Message Queue Setup (RabbitMQ/Kafka) for Mobile Applications
When a mobile client sends a purchase request, it shouldn't wait while the server processes payment, updates inventory, credits bonuses, sends emails and push notifications. Message queues break this synchronous chain—the HTTP handler records a task and immediately responds 202 Accepted.
RabbitMQ or Kafka—How to Choose
There's no need to declare one "better"—they solve different problems.
RabbitMQ—message broker with routing, priorities, and dead-letter queues. Task: "execute something once" (send email, transcode video, update database record). Consumer acknowledges processing (basic.ack)—message is deleted. Simple operational model, Management UI included.

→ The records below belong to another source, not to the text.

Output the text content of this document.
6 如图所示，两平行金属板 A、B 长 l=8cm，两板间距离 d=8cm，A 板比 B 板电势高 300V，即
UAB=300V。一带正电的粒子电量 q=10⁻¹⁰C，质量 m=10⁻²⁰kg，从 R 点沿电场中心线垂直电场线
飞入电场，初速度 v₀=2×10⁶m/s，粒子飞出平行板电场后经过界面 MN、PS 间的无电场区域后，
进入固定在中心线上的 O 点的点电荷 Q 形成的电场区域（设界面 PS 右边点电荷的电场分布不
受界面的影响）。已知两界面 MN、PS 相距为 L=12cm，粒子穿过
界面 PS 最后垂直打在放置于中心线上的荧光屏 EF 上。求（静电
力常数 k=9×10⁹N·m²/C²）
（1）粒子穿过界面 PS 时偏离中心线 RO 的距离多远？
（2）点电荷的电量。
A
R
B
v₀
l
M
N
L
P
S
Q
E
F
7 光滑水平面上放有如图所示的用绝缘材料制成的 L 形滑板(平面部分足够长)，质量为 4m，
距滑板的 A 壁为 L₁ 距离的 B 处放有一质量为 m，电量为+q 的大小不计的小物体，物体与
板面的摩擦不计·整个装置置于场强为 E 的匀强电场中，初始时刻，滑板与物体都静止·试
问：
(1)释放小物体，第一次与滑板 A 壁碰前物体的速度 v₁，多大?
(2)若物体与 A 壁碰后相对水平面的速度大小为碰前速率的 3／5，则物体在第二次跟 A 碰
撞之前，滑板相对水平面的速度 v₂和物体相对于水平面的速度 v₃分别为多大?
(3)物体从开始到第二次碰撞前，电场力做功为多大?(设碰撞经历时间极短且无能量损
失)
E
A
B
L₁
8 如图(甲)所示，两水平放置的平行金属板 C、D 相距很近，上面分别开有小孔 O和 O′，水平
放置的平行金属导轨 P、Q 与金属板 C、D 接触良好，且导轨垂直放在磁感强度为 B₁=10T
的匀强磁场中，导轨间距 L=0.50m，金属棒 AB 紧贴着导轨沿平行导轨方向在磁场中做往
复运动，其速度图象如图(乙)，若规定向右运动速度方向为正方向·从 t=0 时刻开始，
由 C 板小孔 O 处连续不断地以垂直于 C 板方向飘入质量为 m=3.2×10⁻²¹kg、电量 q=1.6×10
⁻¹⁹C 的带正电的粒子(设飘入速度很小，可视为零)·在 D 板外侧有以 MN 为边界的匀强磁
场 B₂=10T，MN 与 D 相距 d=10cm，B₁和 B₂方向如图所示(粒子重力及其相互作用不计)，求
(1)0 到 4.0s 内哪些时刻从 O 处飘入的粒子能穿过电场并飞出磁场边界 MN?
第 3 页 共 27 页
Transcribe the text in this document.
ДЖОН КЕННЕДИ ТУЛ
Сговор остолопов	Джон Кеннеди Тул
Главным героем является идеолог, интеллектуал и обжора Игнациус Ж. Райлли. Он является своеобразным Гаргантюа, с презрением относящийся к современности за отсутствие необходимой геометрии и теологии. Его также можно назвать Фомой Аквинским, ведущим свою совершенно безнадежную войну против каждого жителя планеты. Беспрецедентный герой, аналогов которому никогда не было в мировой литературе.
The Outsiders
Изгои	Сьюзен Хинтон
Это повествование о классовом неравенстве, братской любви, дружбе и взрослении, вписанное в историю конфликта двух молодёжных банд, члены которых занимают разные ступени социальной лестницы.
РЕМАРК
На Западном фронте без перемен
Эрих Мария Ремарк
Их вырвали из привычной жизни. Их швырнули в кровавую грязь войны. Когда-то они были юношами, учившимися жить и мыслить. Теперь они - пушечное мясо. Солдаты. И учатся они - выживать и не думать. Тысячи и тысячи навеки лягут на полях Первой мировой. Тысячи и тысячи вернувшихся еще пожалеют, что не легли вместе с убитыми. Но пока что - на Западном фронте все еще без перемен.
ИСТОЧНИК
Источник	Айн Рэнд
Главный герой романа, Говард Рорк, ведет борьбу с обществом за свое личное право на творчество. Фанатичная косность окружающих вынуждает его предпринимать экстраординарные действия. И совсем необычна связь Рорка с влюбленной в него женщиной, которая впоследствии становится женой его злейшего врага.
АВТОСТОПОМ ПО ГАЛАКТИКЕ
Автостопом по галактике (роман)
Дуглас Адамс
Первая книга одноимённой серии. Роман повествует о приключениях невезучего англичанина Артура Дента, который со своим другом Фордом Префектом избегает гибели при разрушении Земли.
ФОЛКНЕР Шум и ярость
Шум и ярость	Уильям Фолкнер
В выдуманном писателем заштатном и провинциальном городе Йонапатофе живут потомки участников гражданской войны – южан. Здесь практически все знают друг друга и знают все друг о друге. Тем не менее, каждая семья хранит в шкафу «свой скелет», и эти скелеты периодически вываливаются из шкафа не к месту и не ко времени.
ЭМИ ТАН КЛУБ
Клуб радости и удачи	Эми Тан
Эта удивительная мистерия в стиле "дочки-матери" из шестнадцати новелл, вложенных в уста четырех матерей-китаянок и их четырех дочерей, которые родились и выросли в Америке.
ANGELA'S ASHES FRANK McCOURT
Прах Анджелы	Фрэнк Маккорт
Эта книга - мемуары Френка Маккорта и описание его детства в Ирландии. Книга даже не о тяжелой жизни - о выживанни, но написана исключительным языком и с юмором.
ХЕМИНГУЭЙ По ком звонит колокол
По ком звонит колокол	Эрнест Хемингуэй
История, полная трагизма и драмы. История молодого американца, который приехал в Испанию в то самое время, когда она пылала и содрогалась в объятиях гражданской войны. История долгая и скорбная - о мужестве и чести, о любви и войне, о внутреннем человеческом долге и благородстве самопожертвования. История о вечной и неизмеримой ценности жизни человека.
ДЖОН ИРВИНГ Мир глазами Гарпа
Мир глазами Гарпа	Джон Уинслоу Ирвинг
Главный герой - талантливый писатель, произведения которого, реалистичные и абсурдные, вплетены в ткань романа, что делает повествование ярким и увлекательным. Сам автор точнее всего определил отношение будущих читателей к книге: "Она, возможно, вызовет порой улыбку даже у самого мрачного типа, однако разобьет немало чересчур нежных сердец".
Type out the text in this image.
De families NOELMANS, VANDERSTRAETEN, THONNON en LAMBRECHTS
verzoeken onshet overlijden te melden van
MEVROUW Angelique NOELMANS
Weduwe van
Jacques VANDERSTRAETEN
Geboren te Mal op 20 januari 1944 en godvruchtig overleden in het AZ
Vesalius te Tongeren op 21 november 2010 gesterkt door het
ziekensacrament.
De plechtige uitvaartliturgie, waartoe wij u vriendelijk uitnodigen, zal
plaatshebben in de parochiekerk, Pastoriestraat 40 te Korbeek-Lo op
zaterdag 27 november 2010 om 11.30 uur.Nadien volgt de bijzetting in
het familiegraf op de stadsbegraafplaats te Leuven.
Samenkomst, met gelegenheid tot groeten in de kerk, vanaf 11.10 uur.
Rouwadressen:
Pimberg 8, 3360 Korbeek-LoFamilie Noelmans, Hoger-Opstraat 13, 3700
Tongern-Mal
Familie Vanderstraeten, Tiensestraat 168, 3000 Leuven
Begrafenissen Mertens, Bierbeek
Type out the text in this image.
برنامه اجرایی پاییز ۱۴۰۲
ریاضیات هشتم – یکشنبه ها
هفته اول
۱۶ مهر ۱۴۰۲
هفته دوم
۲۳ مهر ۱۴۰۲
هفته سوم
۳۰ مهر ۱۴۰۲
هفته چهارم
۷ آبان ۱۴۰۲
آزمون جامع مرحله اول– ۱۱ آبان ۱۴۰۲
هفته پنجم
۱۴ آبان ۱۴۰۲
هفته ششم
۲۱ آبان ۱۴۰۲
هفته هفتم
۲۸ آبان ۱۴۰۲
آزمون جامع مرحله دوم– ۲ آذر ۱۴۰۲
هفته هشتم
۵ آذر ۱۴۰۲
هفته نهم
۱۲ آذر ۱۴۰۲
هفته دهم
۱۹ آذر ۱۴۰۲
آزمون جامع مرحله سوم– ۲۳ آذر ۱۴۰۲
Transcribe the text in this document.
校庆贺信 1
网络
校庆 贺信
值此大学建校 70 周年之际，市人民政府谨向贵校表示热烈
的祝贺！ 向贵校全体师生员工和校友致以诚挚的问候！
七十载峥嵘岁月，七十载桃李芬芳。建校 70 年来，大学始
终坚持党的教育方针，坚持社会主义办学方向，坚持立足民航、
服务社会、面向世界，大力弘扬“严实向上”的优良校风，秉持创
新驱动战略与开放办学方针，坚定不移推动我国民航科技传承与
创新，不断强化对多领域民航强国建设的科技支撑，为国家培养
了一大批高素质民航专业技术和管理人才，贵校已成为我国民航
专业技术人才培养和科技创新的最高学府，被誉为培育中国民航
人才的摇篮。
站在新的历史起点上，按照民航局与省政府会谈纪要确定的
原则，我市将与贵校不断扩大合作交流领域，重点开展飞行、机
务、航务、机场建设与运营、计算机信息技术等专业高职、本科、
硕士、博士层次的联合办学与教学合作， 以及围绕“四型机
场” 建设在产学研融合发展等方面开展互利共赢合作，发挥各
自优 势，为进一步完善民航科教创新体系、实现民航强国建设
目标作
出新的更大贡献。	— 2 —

Kafka—distributed event log. Task: "store event stream for multiple consumers, with replay capability." user.registered—subscribed by analytics, email, and CRM services. Each reads independently at its own offset. On error—replay from the right position. RabbitMQ cannot do this.
| Criterion | RabbitMQ | Kafka |
|---|---|---|
| Execute task once | Yes | Awkward |
| Multiple independent consumers | Via Fanout Exchange | Native (consumer groups) |
| Event replay | No | Yes (retention period) |
| Message ordering | Within single queue | Within single partition |
| Operational complexity | Low | High (ZooKeeper / KRaft) |
Configuration for Typical Mobile Apps
Push notifications via RabbitMQ. HTTP handler publishes {user_id, title, body, data} to push.notifications queue. Workers (parallel instances) consume, send via FCM/APNs. Dead-letter queue push.notifications.failed—for messages that fail after N retries. Periodic job analyzes DLQ and retries or logs.
Critical: set prefetch_count = 1 for workers making HTTP calls (FCM, APNs). Without this, RabbitMQ delivers 250 messages at once; the worker hits Firebase rate limits and hangs while messages wait unacknowledged.
Kafka for event streaming. Example: tracking user actions in mobile app. Every tap, scroll, screen view—events in mobile.user.events topic. Consumers: real-time dashboard (Flink), hourly batch (Spark), A/B testing service. Retention: 7 days. Partitions: 24 (matching peak worker count). Partition key: user_id, ensuring one user's events stay ordered in one partition.
Real case: marketplace with mobile app, 60,000 orders daily. Synchronous order processing took 1.2 seconds: inventory check, reservation, cashback credit, email + push. Users waited. After implementing RabbitMQ: HTTP handler writes order to PostgreSQL and publishes order.created—response in 80ms. Workers asynchronously handle the rest. Users receive push in 3–5 seconds instead of staring at a spinner.
Idempotency—Mandatory Requirement
Brokers don't guarantee "exactly once" in general. RabbitMQ with "at-least-once" delivery means a consumer might receive a message twice on reconnect. Consumers must be idempotent: reprocessing doesn't create duplicates. Method: unique message_id in database, INSERT ... ON CONFLICT DO NOTHING.
Timeline: RabbitMQ for push + basic tasks—3–5 days. Kafka cluster with monitoring, Schema Registry, consumer groups for multiple services—2–3 weeks.